Returning to civilian life, he worked briefly at Teletype, which was then part of AT&T. In 1954, he joined Motorola as a research engineer, attended classes at night to earn his master’s in electrical engineering from IIT in 1957. He was awarded an honorary doctorate from IIT in 2004,

Asked if he received royalties for his invention of the cell phone, Cooper said: “When I joined Motorola, they gave me a dollar and that was compensation for all my future inventions and intellectual property. So the answer is ‘No.’ On the other hand, Motorola took care of me very well. I have no ill feelings at all.

“My bosses were the most wonderful teachers in the world. I was not a typical corporate guy, but they tolerated me for 29 years, gave me free rein and let me do all kinds of creative and interesting things.

“My group did the first radio control of traffic. We did the first nationwide mobile dial system for car phones. We did the first nationwide radio pagers. And we did the first radios that policemen carried in Chicago in 1967. Cellular was just kind of a follow-on to all these others.”

But, he conceded, had he received a royalty of a penny for every cell phone sold, he would be ahead by about $50 million.

“Yeah,” he said thinking about it, “I could use $50 million. So could you,” he guessed.

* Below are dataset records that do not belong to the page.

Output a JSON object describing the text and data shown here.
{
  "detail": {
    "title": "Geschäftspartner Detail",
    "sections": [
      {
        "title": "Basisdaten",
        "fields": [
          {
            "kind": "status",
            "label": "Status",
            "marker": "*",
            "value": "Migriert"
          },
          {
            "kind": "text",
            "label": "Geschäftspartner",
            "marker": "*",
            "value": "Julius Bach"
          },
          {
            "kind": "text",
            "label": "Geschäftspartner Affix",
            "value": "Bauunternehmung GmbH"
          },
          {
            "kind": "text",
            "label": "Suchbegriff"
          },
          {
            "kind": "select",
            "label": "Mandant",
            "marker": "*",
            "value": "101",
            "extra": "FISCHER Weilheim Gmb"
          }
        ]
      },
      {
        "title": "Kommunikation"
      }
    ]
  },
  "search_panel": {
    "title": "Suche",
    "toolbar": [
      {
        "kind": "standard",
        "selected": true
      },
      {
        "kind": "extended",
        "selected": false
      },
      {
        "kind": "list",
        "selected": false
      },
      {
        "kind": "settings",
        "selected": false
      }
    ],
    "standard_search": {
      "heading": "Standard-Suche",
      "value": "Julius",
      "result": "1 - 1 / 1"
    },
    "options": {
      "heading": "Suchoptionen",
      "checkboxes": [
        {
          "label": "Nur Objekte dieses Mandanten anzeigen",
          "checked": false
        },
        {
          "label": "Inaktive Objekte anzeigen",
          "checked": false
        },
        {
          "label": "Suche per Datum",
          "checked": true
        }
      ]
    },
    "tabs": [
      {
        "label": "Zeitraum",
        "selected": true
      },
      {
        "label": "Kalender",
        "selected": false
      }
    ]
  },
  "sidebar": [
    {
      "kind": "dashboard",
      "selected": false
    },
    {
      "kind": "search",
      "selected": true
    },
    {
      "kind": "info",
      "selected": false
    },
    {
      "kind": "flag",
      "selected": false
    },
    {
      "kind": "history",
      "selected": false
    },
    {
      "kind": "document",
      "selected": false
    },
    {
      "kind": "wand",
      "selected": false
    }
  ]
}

These days, he said, “I’m trying to stay current with both technology and people. You can’t separate technology and people. They are the same. The worst thing an engineer can do is to get carried away with the technology for the sake of technology.

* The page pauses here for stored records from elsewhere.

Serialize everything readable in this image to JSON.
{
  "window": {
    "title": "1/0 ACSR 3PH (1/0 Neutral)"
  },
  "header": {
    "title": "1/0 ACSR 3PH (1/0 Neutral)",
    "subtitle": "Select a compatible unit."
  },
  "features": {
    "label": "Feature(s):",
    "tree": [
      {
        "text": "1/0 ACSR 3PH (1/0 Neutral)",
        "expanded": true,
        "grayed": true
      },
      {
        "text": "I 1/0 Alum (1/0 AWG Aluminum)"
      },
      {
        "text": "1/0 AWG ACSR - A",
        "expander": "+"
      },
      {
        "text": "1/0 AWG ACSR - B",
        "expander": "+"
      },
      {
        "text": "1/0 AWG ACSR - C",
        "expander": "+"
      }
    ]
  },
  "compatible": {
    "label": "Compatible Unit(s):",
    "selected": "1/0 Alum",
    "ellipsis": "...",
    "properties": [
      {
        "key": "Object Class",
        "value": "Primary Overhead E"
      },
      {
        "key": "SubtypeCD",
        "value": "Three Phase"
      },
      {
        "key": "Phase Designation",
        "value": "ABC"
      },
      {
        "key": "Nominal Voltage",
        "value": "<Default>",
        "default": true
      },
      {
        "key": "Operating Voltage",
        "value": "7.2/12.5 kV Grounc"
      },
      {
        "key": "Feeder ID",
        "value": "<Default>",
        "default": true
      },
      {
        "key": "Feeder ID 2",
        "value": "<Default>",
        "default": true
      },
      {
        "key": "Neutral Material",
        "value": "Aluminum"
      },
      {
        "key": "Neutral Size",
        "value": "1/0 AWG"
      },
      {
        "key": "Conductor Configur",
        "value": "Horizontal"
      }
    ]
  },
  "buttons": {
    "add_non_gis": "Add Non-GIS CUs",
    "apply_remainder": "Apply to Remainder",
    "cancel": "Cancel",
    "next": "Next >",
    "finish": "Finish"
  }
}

“Technology means the application of science to make the lives of people better. Technology is the easy part for me. People are the hard part.

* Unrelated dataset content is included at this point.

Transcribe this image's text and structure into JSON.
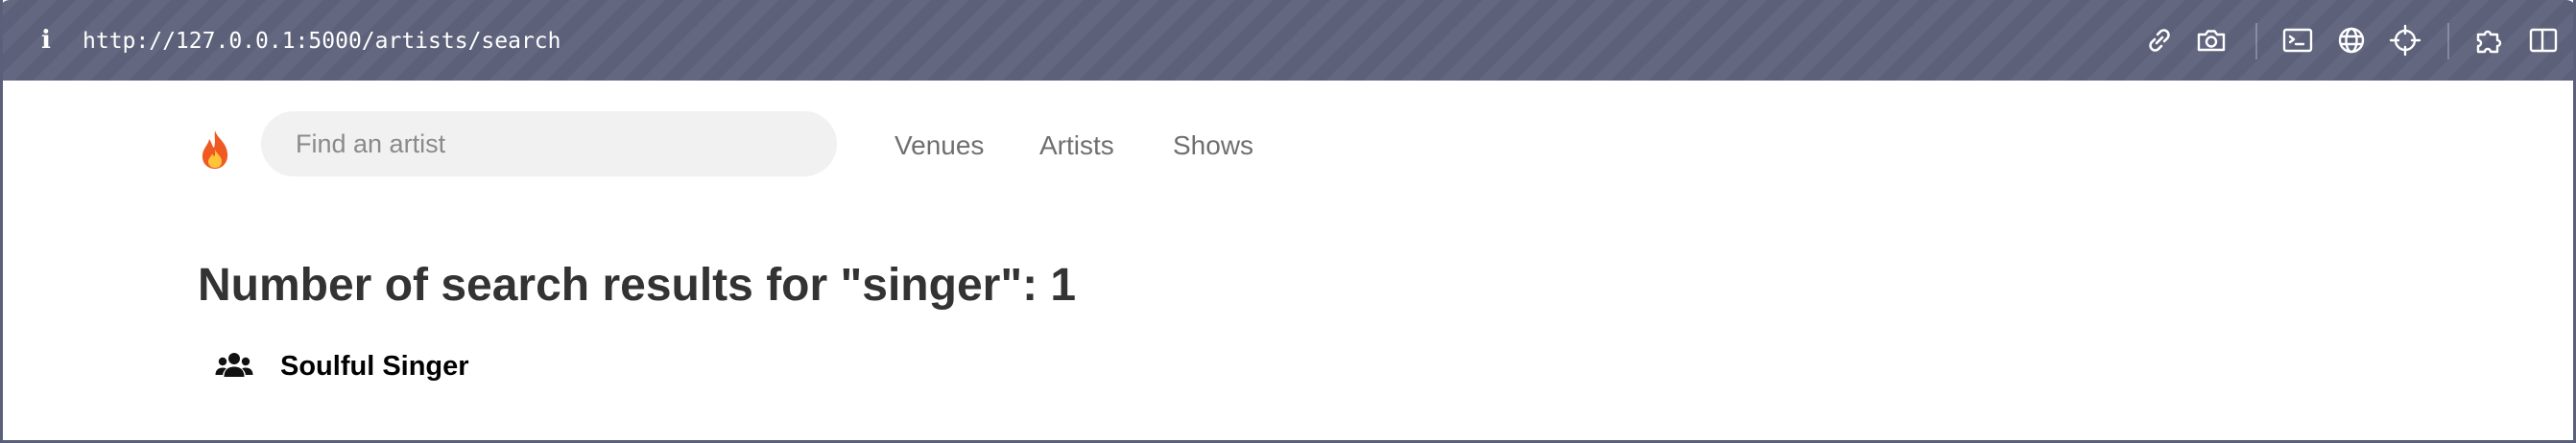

“So my latest adventure is trying to understand the social network — Twitter, Facebook, LinkedIn. And what I discovered over the past six or eight months, is that these forms of communication, not those [specific] applications, but that kind of communication is going to be another revolution. It’s going to be bigger than the cellular revolution. And why? Because it’s going to provide us with new tools for collaboration, so that when we try to solve problems, whether in business or healthcare, we can use everybody’s minds in a more efficient and effective way.

The social network is just the seed, but that’s going to grow into a way of making humanity solve its problems in a much more efficient way.”

Fast Facts
Name: Martin Cooper

Distinction: While working as a research engineer at Motorola, Cooper was credited with inventing the handheld mobile cell phone. He retired from Motorola in 1983 and with his wife launched various companies in the wireless technology field. He was recently a nominee for “The Man Who Saved the World Award.”

Resident of: Del Mar

Born: Chicago, Illinois, 82 years ago

Education: Bachelor’s degree in electrical engineering, Illinois Institute of Technology (IIT) in Chicago, 1950, and later, while working and studying at night, went on to earn his master’s degree in electrical engineering from IIT in 1957; in 2004, he was awarded an honorary doctorate from IIT.

Family: He and his wife, Arlene Harris, have been together for 32 years. She has been called “The First Lady of Wireless.” He has two children and four grandchildren.

Interests: Skiing, tennis, and running on the trails in Torrey Pines

Current reading: “Blink: The Power of Thinking Without Thinking,” by Malcolm Gladwell; and “Freakonomics: The Hidden Side of Everything,” by Steven Levitt and Stephen Dubner. Also books on social networking.

Favorite films: Action, science fiction and fantasy films.

Favorite getaway: Vail, Colo.

Philosophy: “It’s important to live a long time, but it’s more important to live healthily and productively … and with a positive attitude…Have good genes and respect them.”